Tetanus (lockjaw) is an acute clostridial disease, its clinical manifestations do not result directly from the invasive infection, but are rather caused by a strong neurotoxin.
Toxin. Tetanospasmin (an AB toxin, p. 16) consists of two polypeptide chains linked by a disulfide bridge. The heavy chain binds specifically to neuron receptors. The light chain is a zinc-metalloprotease that is responsible for pro-teolysis of components of the neuroexocytosis apparatus in the synapses of the anterior horns of the spinal cord. This stops transmission of inhibitory efferent impulses from the cerebellum to the motor end plates.
Pathogenesis and clinical picture. These ubiquitous pathogens invade tissues following injuries (Fig. 4.8a). Given anaerobic conditions, they proliferate and produce the toxin (see above), which reaches the anterior horns of the spinal cord or brain stem via retrograde axonal transport. The clinical picture resulting from the effects of the toxin is characterized by increased muscle tone and spasms induced by visual or acoustic stimuli. The cramps often begin in the facial musculature (risus sardonicus, Fig. 4.8b), then spread to neck and back muscles (opisthotonus). The patient remains lucid.

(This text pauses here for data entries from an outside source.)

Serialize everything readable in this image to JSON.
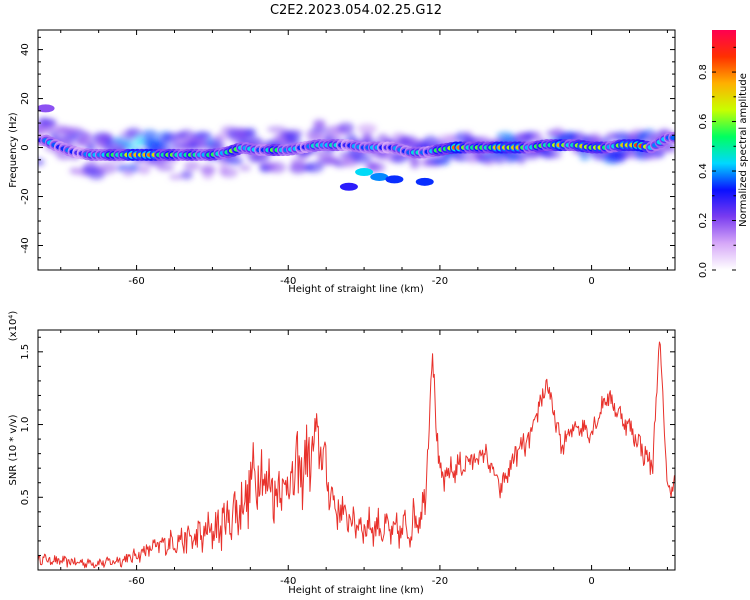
{
  "figure_title": "C2E2.2023.054.02.25.G12",
  "colors": {
    "snr_line": "#e8312b",
    "axis": "#000000",
    "spectrogram_background": "#ffffff"
  },
  "chart_data": [
    {
      "type": "heatmap",
      "title": "C2E2.2023.054.02.25.G12",
      "xlabel": "Height of straight line (km)",
      "ylabel": "Frequency (Hz)",
      "xlim": [
        -73,
        11
      ],
      "ylim": [
        -50,
        48
      ],
      "x_ticks": [
        -60,
        -40,
        -20,
        0
      ],
      "y_ticks": [
        40,
        20,
        0,
        -20,
        -40
      ],
      "colorbar": {
        "label": "Normalized spectral amplitude",
        "range": [
          0,
          0.97
        ],
        "ticks": [
          0.0,
          0.2,
          0.4,
          0.6,
          0.8
        ],
        "colormap": [
          "#ffffff",
          "#d6a8f8",
          "#7a3cf0",
          "#0a10ff",
          "#00d8ff",
          "#00ff60",
          "#c8ff00",
          "#ffb000",
          "#ff3000",
          "#ff0050"
        ]
      },
      "ridge": {
        "x": [
          -72,
          -70,
          -68,
          -66,
          -64,
          -62,
          -60,
          -58,
          -56,
          -54,
          -52,
          -50,
          -48,
          -46,
          -44,
          -42,
          -40,
          -38,
          -36,
          -34,
          -32,
          -30,
          -28,
          -26,
          -24,
          -22,
          -20,
          -18,
          -16,
          -14,
          -12,
          -10,
          -8,
          -6,
          -4,
          -2,
          0,
          2,
          4,
          6,
          8,
          10
        ],
        "y": [
          3,
          0,
          -2,
          -3,
          -3,
          -3,
          -3,
          -3,
          -3,
          -3,
          -3,
          -3,
          -2,
          0,
          -1,
          -1,
          -1,
          0,
          1,
          1,
          1,
          0,
          0,
          0,
          -2,
          -2,
          -1,
          0,
          0,
          0,
          0,
          0,
          0,
          1,
          1,
          1,
          0,
          0,
          1,
          1,
          0,
          4
        ],
        "amplitude": [
          0.45,
          0.4,
          0.45,
          0.5,
          0.5,
          0.85,
          0.95,
          0.8,
          0.85,
          0.6,
          0.55,
          0.75,
          0.6,
          0.6,
          0.55,
          0.6,
          0.5,
          0.55,
          0.5,
          0.55,
          0.5,
          0.45,
          0.45,
          0.5,
          0.45,
          0.5,
          0.75,
          0.85,
          0.7,
          0.8,
          0.75,
          0.95,
          0.7,
          0.55,
          0.9,
          0.75,
          0.75,
          0.7,
          0.8,
          0.95,
          0.7,
          0.5
        ]
      },
      "secondary_features": [
        {
          "x": -30,
          "y": -10,
          "amplitude": 0.45
        },
        {
          "x": -28,
          "y": -12,
          "amplitude": 0.4
        },
        {
          "x": -26,
          "y": -13,
          "amplitude": 0.35
        },
        {
          "x": -22,
          "y": -14,
          "amplitude": 0.35
        },
        {
          "x": -32,
          "y": -16,
          "amplitude": 0.3
        },
        {
          "x": -72,
          "y": 16,
          "amplitude": 0.2
        }
      ]
    },
    {
      "type": "line",
      "xlabel": "Height of straight line (km)",
      "ylabel": "SNR (10 * v/v)",
      "y_multiplier": "(x10⁴)",
      "xlim": [
        -73,
        11
      ],
      "ylim": [
        0,
        1.65
      ],
      "x_ticks": [
        -60,
        -40,
        -20,
        0
      ],
      "y_ticks": [
        0.5,
        1.0,
        1.5
      ],
      "y_tick_labels": [
        "0.5",
        "1.0",
        "1.5"
      ],
      "series": [
        {
          "x": [
            -73,
            -70,
            -67,
            -64,
            -61,
            -58,
            -55,
            -52,
            -49,
            -46,
            -44,
            -42,
            -40,
            -38,
            -36,
            -34,
            -32,
            -30,
            -28,
            -26,
            -24,
            -22,
            -21,
            -20,
            -18,
            -16,
            -14,
            -12,
            -10,
            -8,
            -6,
            -4,
            -2,
            0,
            2,
            4,
            6,
            8,
            9,
            10,
            11
          ],
          "y": [
            0.08,
            0.06,
            0.05,
            0.05,
            0.08,
            0.15,
            0.2,
            0.22,
            0.3,
            0.45,
            0.7,
            0.55,
            0.6,
            0.7,
            0.9,
            0.45,
            0.35,
            0.3,
            0.3,
            0.25,
            0.3,
            0.45,
            1.5,
            0.6,
            0.7,
            0.75,
            0.8,
            0.55,
            0.8,
            0.9,
            1.3,
            0.85,
            1.0,
            0.95,
            1.2,
            1.05,
            0.9,
            0.7,
            1.6,
            0.55,
            0.6
          ],
          "noise_amplitude": [
            0.03,
            0.03,
            0.03,
            0.03,
            0.04,
            0.05,
            0.07,
            0.1,
            0.14,
            0.18,
            0.22,
            0.18,
            0.2,
            0.22,
            0.18,
            0.12,
            0.1,
            0.1,
            0.1,
            0.1,
            0.12,
            0.12,
            0.08,
            0.1,
            0.08,
            0.07,
            0.06,
            0.06,
            0.07,
            0.08,
            0.08,
            0.06,
            0.06,
            0.06,
            0.06,
            0.06,
            0.07,
            0.08,
            0.05,
            0.06,
            0.05
          ]
        }
      ]
    }
  ]
}
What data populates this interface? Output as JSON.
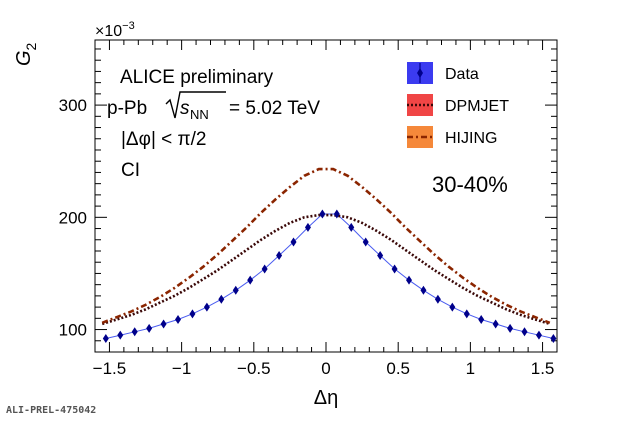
{
  "chart_data": {
    "type": "line",
    "ylabel": "G",
    "ylabel_sub": "2",
    "y_multiplier": "×10",
    "y_multiplier_exp": "−3",
    "xlabel": "Δη",
    "xlim": [
      -1.6,
      1.6
    ],
    "ylim": [
      80,
      358
    ],
    "x_ticks": [
      -1.5,
      -1,
      -0.5,
      0,
      0.5,
      1,
      1.5
    ],
    "x_tick_labels": [
      "−1.5",
      "−1",
      "−0.5",
      "0",
      "0.5",
      "1",
      "1.5"
    ],
    "y_ticks": [
      100,
      200,
      300
    ],
    "y_tick_labels": [
      "100",
      "200",
      "300"
    ],
    "annotations": {
      "experiment": "ALICE preliminary",
      "system_prefix": "p-Pb",
      "energy_value": "= 5.02 TeV",
      "phi_cut": "|Δφ| < π/2",
      "quantity": "CI",
      "centrality": "30-40%"
    },
    "legend_position": "top-right",
    "series": [
      {
        "name": "Data",
        "color": "#00008b",
        "fill": "#3b3bf0",
        "style": "markers",
        "x": [
          -1.525,
          -1.425,
          -1.325,
          -1.225,
          -1.125,
          -1.025,
          -0.925,
          -0.825,
          -0.725,
          -0.625,
          -0.525,
          -0.425,
          -0.325,
          -0.225,
          -0.125,
          -0.025,
          0.075,
          0.175,
          0.275,
          0.375,
          0.475,
          0.575,
          0.675,
          0.775,
          0.875,
          0.975,
          1.075,
          1.175,
          1.275,
          1.375,
          1.475,
          1.575
        ],
        "y": [
          92,
          95,
          98,
          101,
          105,
          109,
          114,
          120,
          127,
          135,
          144,
          154,
          166,
          178,
          191,
          203,
          203,
          191,
          178,
          166,
          154,
          144,
          135,
          127,
          120,
          114,
          109,
          105,
          101,
          98,
          95,
          92
        ]
      },
      {
        "name": "DPMJET",
        "color": "#3a0808",
        "fill": "#f04545",
        "style": "dotted",
        "x": [
          -1.55,
          -1.45,
          -1.35,
          -1.25,
          -1.15,
          -1.05,
          -0.95,
          -0.85,
          -0.75,
          -0.65,
          -0.55,
          -0.45,
          -0.35,
          -0.25,
          -0.15,
          -0.05,
          0.05,
          0.15,
          0.25,
          0.35,
          0.45,
          0.55,
          0.65,
          0.75,
          0.85,
          0.95,
          1.05,
          1.15,
          1.25,
          1.35,
          1.45,
          1.55
        ],
        "y": [
          105,
          109,
          113,
          118,
          124,
          130,
          137,
          145,
          153,
          162,
          171,
          180,
          188,
          195,
          200,
          202,
          202,
          200,
          195,
          188,
          180,
          171,
          162,
          153,
          145,
          137,
          130,
          124,
          118,
          113,
          109,
          105
        ]
      },
      {
        "name": "HIJING",
        "color": "#8b2500",
        "fill": "#f5883a",
        "style": "dashdot",
        "x": [
          -1.55,
          -1.45,
          -1.35,
          -1.25,
          -1.15,
          -1.05,
          -0.95,
          -0.85,
          -0.75,
          -0.65,
          -0.55,
          -0.45,
          -0.35,
          -0.25,
          -0.15,
          -0.05,
          0.05,
          0.15,
          0.25,
          0.35,
          0.45,
          0.55,
          0.65,
          0.75,
          0.85,
          0.95,
          1.05,
          1.15,
          1.25,
          1.35,
          1.45,
          1.55
        ],
        "y": [
          106,
          111,
          116,
          122,
          129,
          137,
          146,
          156,
          167,
          179,
          191,
          204,
          216,
          227,
          237,
          243,
          243,
          237,
          227,
          216,
          204,
          191,
          179,
          167,
          156,
          146,
          137,
          129,
          122,
          116,
          111,
          106
        ]
      }
    ]
  },
  "footer_label": "ALI-PREL-475042"
}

Diagnosis. The preferred method is toxin detection in wound material in an animal test (mouse) based either on neutralization or detection of the toxin gene with PCR. The pathogen is difficult to culture.
Therapy. Antitoxic therapy with immune sera is applied following a meticulous wound cleaning. The patient's musculature must also be relaxed with curare or similar agents.
Fig.4.8 a Open lower-leg fracture following a traffic accident; the portal of entry of C. tetani.
b Risus sardonicus: fully manifest case of tetanus in a patient with lower-leg fracture. Patient was not vaccinated.